Estou dando um tempo no pão. Comi massa demais na viagem, me sinto empanturrada, gosto de fazer essas loucurinhas de uma semana ou um mês pra desintoxicar - e gosto de poder controlar o que como, de poder me negar a algo que goste muito, de dizer não. Sinto-me no controle.
Lembrei de quando eram férias da faculdade e eu trabalhava desde cedinho na padaria. Com minha mãe, claro. Acordávamos às seis, os padeiros já tinham chegado ruidosamente de madrugada, porque naquele tempo não tinha forno elétrico e o trabalho deles, inclusive de deixar o forno na temperatura adequada, começava às quatro, quatro e meia.
Os primeiros momentos da padaria eram um frenesi (primeira vez que uso essa palavra). Na época havia a maldita fila do leite - em embalagem plástica, tipo A e tipo C, que também chegava de madrugada, em caixas geladas, deixadas pelos carregadores da Batavo e da Clac por debaixo da porta de aço lateral. Várias vezes sofremos tentativas de assalto de pobres coitados querendo roubar o leite - aí era só levantar e acender a luz, que não valia o trabalho de chamar e esperar a polícia.
Então tínhamos que atender rapidamente dezenas de pessoas que estavam esperando pra tomar seu café-da-manhã com leitinho e pãozinho quente. Eu, arada de fome. Mas não dava tempo de pensar. Só lá pelas nove horas o movimento acalmava e a gente podia se revezar no balcão da padaria para, uma de cada vez, tomar seu próprio café com pão.
Vocês não têm ideia do que é um pão saindo quentinho do forno a lenha. O padeiro enfia a espátula gigante lá dentro e joga na cesta de vime a brasa clara que, quando pedi pela primeira vez, queimou minha sacolinha de plástico e foi parar no chão, para alegria dos padeiros sarristas. E o cheiro?
Aí eu subia pra parte de "casa" da padaria - um salão imenso com apenas duas divisórias em lados opostos, uma pro banheiro e outra pro quarto da minha mãe, e cheio de cortininhas de ripa criando ambientes como meu quarto, sala de tv e cozinha - meus amigos da faculdade adoravam, achavam tão divertido e exótico.

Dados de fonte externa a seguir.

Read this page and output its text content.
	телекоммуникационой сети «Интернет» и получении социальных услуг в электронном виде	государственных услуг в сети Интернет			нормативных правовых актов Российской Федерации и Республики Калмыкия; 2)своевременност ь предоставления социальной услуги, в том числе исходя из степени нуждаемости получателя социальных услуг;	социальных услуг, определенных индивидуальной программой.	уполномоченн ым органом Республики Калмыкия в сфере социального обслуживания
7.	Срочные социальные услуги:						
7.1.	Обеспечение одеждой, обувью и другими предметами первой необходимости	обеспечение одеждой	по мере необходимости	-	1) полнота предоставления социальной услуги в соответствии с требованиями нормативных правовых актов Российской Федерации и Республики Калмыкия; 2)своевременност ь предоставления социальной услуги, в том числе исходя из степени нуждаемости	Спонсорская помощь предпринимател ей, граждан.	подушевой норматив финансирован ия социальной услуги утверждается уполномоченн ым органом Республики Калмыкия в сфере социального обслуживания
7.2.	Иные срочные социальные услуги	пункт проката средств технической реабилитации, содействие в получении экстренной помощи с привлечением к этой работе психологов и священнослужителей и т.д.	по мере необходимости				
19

Enchia minha caneca de café, abria meu pão fumegante, queimando os dedos, passava a manteiga que derretia até virar um óleo e enfiava rapidamente ali uma fatia de queijo ou de mortadela, recém-roubadas do freezer de frios da padaria, às escondidas dos fregueses.

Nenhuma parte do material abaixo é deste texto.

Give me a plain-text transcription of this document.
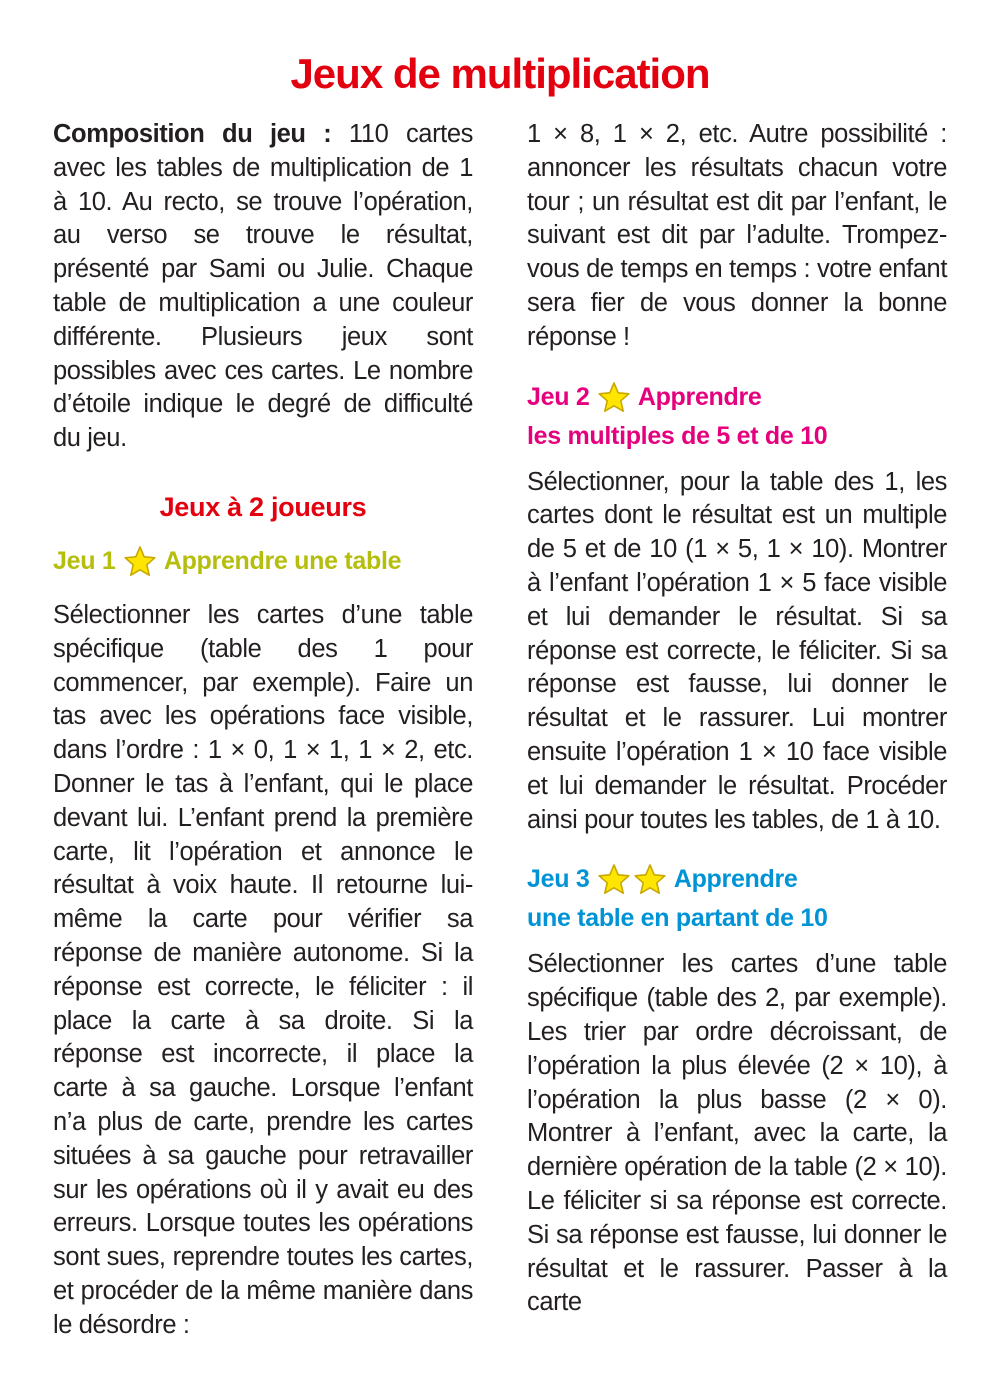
Jeux de multiplication

Composition du jeu : 110 cartes avec les tables de multiplication de 1 à 10. Au recto, se trouve l’opération, au verso se trouve le résultat, présenté par Sami ou Julie. Chaque table de multiplication a une couleur différente. Plusieurs jeux sont possibles avec ces cartes. Le nombre d’étoile indique le degré de difficulté du jeu.

Jeux à 2 joueurs
Jeu 1 Apprendre une table

Sélectionner les cartes d’une table spécifique (table des 1 pour commencer, par exemple). Faire un tas avec les opérations face visible, dans l’ordre : 1 × 0, 1 × 1, 1 × 2, etc. Donner le tas à l’enfant, qui le place devant lui. L’enfant prend la première carte, lit l’opération et annonce le résultat à voix haute. Il retourne lui-même la carte pour vérifier sa réponse de manière autonome. Si la réponse est correcte, le féliciter : il place la carte à sa droite. Si la réponse est incorrecte, il place la carte à sa gauche. Lorsque l’enfant n’a plus de carte, prendre les cartes situées à sa gauche pour retravailler sur les opérations où il y avait eu des erreurs. Lorsque toutes les opérations sont sues, reprendre toutes les cartes, et procéder de la même manière dans le désordre :

1 × 8, 1 × 2, etc. Autre possibilité : annoncer les résultats chacun votre tour ; un résultat est dit par l’enfant, le suivant est dit par l’adulte. Trompez-vous de temps en temps : votre enfant sera fier de vous donner la bonne réponse !

Jeu 2 Apprendre
les multiples de 5 et de 10

Sélectionner, pour la table des 1, les cartes dont le résultat est un multiple de 5 et de 10 (1 × 5, 1 × 10). Montrer à l’enfant l’opération 1 × 5 face visible et lui demander le résultat. Si sa réponse est correcte, le féliciter. Si sa réponse est fausse, lui donner le résultat et le rassurer. Lui montrer ensuite l’opération 1 × 10 face visible et lui demander le résultat. Procéder ainsi pour toutes les tables, de 1 à 10.

Jeu 3	Apprendre
une table en partant de 10

Sélectionner les cartes d’une table spécifique (table des 2, par exemple). Les trier par ordre décroissant, de l’opération la plus élevée (2 × 10), à l’opération la plus basse (2 × 0). Montrer à l’enfant, avec la carte, la dernière opération de la table (2 × 10). Le féliciter si sa réponse est correcte. Si sa réponse est fausse, lui donner le résultat et le rassurer. Passer à la carte
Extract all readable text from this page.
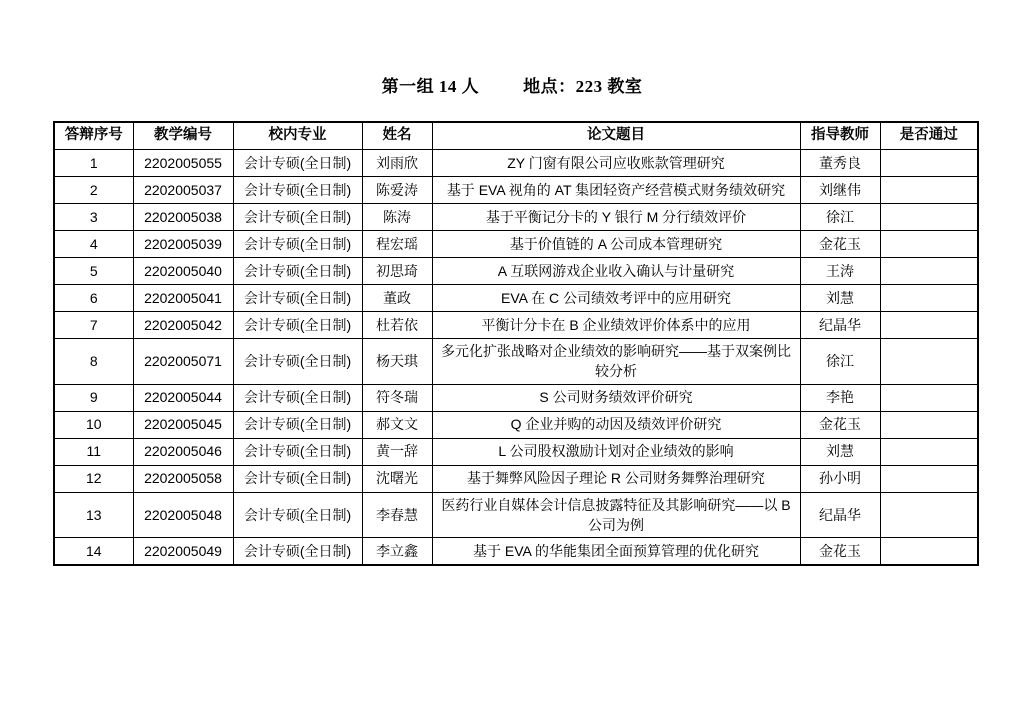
第一组 14 人	地点：223 教室
答辩序号	教学编号	校内专业	姓名	论文题目	指导教师	是否通过
1	2202005055	会计专硕(全日制)	刘雨欣	ZY 门窗有限公司应收账款管理研究	董秀良	
2	2202005037	会计专硕(全日制)	陈爱涛	基于 EVA 视角的 AT 集团轻资产经营模式财务绩效研究	刘继伟	
3	2202005038	会计专硕(全日制)	陈涛	基于平衡记分卡的 Y 银行 M 分行绩效评价	徐江	
4	2202005039	会计专硕(全日制)	程宏瑶	基于价值链的 A 公司成本管理研究	金花玉	
5	2202005040	会计专硕(全日制)	初思琦	A 互联网游戏企业收入确认与计量研究	王涛	
6	2202005041	会计专硕(全日制)	董政	EVA 在 C 公司绩效考评中的应用研究	刘慧	
7	2202005042	会计专硕(全日制)	杜若依	平衡计分卡在 B 企业绩效评价体系中的应用	纪晶华	
8	2202005071	会计专硕(全日制)	杨天琪	多元化扩张战略对企业绩效的影响研究——基于双案例比较分析	徐江	
9	2202005044	会计专硕(全日制)	符冬瑞	S 公司财务绩效评价研究	李艳	
10	2202005045	会计专硕(全日制)	郝文文	Q 企业并购的动因及绩效评价研究	金花玉	
11	2202005046	会计专硕(全日制)	黄一辞	L 公司股权激励计划对企业绩效的影响	刘慧	
12	2202005058	会计专硕(全日制)	沈曙光	基于舞弊风险因子理论 R 公司财务舞弊治理研究	孙小明	
13	2202005048	会计专硕(全日制)	李春慧	医药行业自媒体会计信息披露特征及其影响研究——以 B 公司为例	纪晶华	
14	2202005049	会计专硕(全日制)	李立鑫	基于 EVA 的华能集团全面预算管理的优化研究	金花玉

Enfim, horas depois de tanto servir pão, era a minha vez.
10 comentários:
Pão é uma das minhas paixões. Também evito o excesso, mas bem sei que sou capaz de viver a pão e cerveja.
Um dos meus sonhos de infância era que meus pais fossem donos de uma padaria para que eu pudesse comer todas as delícias a qualquer momento. Vc viveu o meu sonho!

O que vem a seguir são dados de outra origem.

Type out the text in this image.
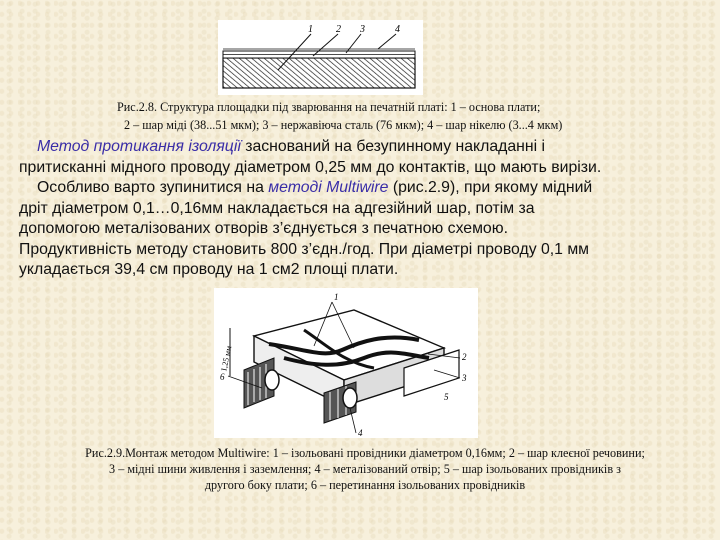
1 2 3	4
Рис.2.8. Структура площадки під зварювання на печатній платі: 1 – основа плати;
2 – шар міді (38...51 мкм); 3 – нержавіюча сталь (76 мкм); 4 – шар нікелю (3...4 мкм)

Метод протикання ізоляції заснований на безупинному накладанні і

притисканні мідного проводу діаметром 0,25 мм до контактів, що мають вирізи.

Особливо варто зупинитися на методі Multiwire (рис.2.9), при якому мідний

дріт діаметром 0,1…0,16мм накладається на адгезійний шар, потім за

допомогою металізованих отворів з’єднується з печатною схемою.

Продуктивність методу становить 800 з’єдн./год. При діаметрі проводу 0,1 мм

укладається 39,4 см проводу на 1 см2 площі плати.

1,25 мм
1
2
3
4
5
6
Рис.2.9.Монтаж методом Multiwire: 1 – ізольовані провідники діаметром 0,16мм; 2 – шар клеєної речовини;
3 – мідні шини живлення і заземлення; 4 – металізований отвір; 5 – шар ізольованих провідників з
другого боку плати; 6 – перетинання ізольованих провідників
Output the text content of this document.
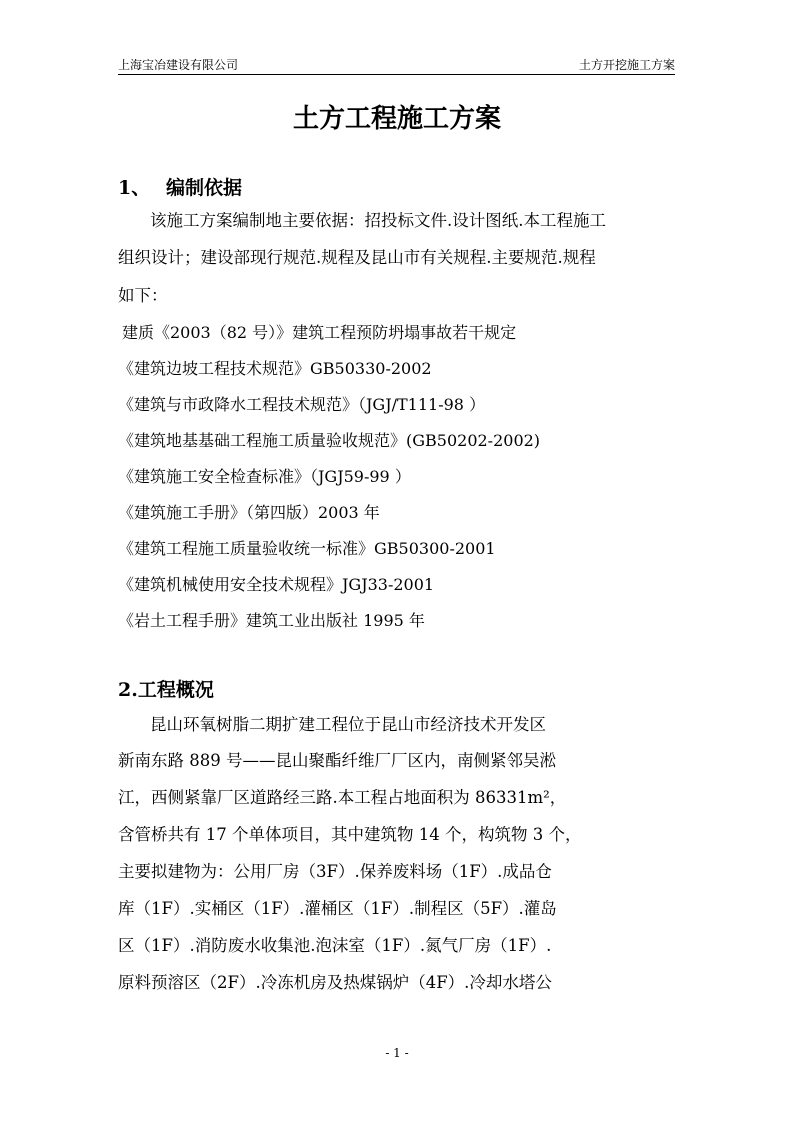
上海宝冶建设有限公司	土方开挖施工方案
土方工程施工方案
1、 编制依据
该施工方案编制地主要依据：招投标文件.设计图纸.本工程施工
组织设计；建设部现行规范.规程及昆山市有关规程.主要规范.规程
如下：
建质《2003（82 号）》建筑工程预防坍塌事故若干规定
《建筑边坡工程技术规范》GB50330-2002
《建筑与市政降水工程技术规范》（JGJ/T111-98 ）
《建筑地基基础工程施工质量验收规范》(GB50202-2002)
《建筑施工安全检查标准》（JGJ59-99 ）
《建筑施工手册》（第四版）2003 年
《建筑工程施工质量验收统一标准》GB50300-2001
《建筑机械使用安全技术规程》JGJ33-2001
《岩土工程手册》建筑工业出版社 1995 年
2.工程概况
昆山环氧树脂二期扩建工程位于昆山市经济技术开发区
新南东路 889 号——昆山聚酯纤维厂厂区内，南侧紧邻吴淞
江，西侧紧靠厂区道路经三路.本工程占地面积为 86331m²，
含管桥共有 17 个单体项目，其中建筑物 14 个，构筑物 3 个，
主要拟建物为：公用厂房（3F）.保养废料场（1F）.成品仓
库（1F）.实桶区（1F）.灌桶区（1F）.制程区（5F）.灌岛
区（1F）.消防废水收集池.泡沫室（1F）.氮气厂房（1F）.
原料预溶区（2F）.冷冻机房及热煤锅炉（4F）.冷却水塔公
- 1 -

Eu fazia pão integral em casa. Todo mundo me dizia que não fazia sentido preparar a massa na noite anterior (fermentação natural, porque sou dessas), bater no dia seguinte e se cansar. "Hoje existe máquina". Mas é diferente. Parei justamente porque ficava doida quando ele saía do forno, o cheiro, a manteiga derretendo. Comia metade sem sentir.
Olha, esse começo do texto podia quase, quase ser meu. Eu sou das que se permite tudo, sou condescendente comigo, sabe? Aí, de vez em quando, escolho algo pra não ter, assim, só por querer decidir. Faço muito isso com comida (nunca com cerveja, aviso logo).
E fiquei sentindo o quentinho, cheirinho do pão da sua memória. delícia.
ah, depois de comer pão quentinho assim, recém saído do forno, não dá uma tristeza ir em padarias ou nos mercados e comer um pão menos fresco?
hehe
Desculpaê, depois desa descrição estou indo pra cozinha, dá licença.;0)
Legais, essas memórias.
Um paozinho quente sempre cai bem...
nada melhor que pao quentinho... mas esse negocio de se sentir em controle parece coisa do meu marido, que adora carne, mas e vegetariano ha 20 anos. Gostava de acucar, mas tambem nao o come ha pelo menos uns 18...
nao entendo, mas aprendi a respeitar
Deu pra sentir o cheiro do pão!
Amo pão francês (que, em Fortaleza, se chama pão carioquinha). Foi a base do meu lanche da tarde durante décadas!
Bjs
Recém almocei, mas me deu fome só de ler... hummm... que diliça!